Wait, what? "Save"? What is this, some kind of religious belief where information is at the center? Well, I wouldn't call it a religion, but yes my friend, information should be at the center of what you ever thought you'd be able to do.

Information... well, informs. It keeps you updated. It enriches you by letting you know what's up, what's new, what's happening and what's old news. It inspires you. It gives you references. It drives you towards more information. It makes you a better person, it makes you learn, it makes you evolve. It makes you who you are, it shapes your behavior and if correctly applied it helps you shape behavior around you.

And yes, information can save you. It can help you become autonomous, and the mere act of seeking information helps you develop that increasingly valuable drive to search it yourself, to make your own research, to build your own knowledge and to never settle (exclusively) for anything else anyone ever tells you. Do you know another meaning for this? "Skills development", yet another increasingly valuable trace for the leaders of tomorrow.

Oh.

I'm all for team work, I really am. But for team work to work, there must be a team in the first place who will work with you. And good team players gather information for the team, turning themselves into individual indispensable pieces for the group to work at all.

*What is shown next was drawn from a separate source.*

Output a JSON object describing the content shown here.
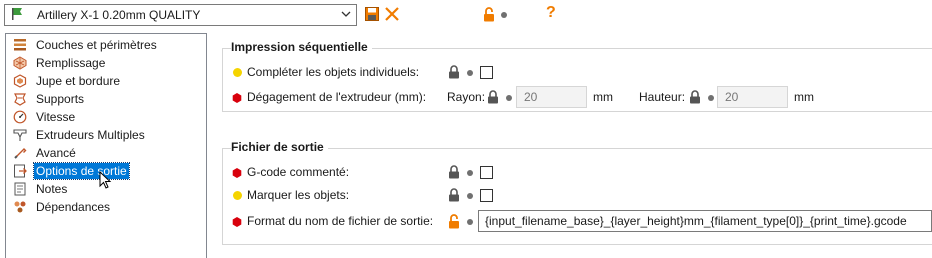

This means you must first become a valuable individual as well, so that you can properly serve your team (doing the 8-hour shift delivering what you're asked for is not "properly serving", but rather... well, keeping your schedule and not getting fired). Wanna guess where that value comes from? Yep — information.

How come, then, people get so outraged when they're questioned about something it should be their job to know? It's called the information economy for a reason — information is power, and power is what keeps us from going to the ground to never come back up. If you depend only on others, let me tell you what happens when you stop working with them (that will happen some day) — you will have a much harder time regaining your track. You will feel alone. You will be alone, in some ways. You'll have nothing of your own to build your own road, let alone a castle. And no one will build roads for you unless you start paving the way first.

What about if you surround yourself with the proper information? You'll have a much better shot at doing work that matters. Work that matters calls people's attention, so you'll end up connecting with the right people who, thanks to your information, will regard your values and help you grow even more; maybe they'll even help you identify new opportunities — like-minded people love working with each other. And when you stop to think, you'll have built yourself a no-speed limit highway, which can also be translated as a career.

Or maybe you can stand still, let others preach you their view and set your standards by your 20s. Good luck keeping motivation up until you retire.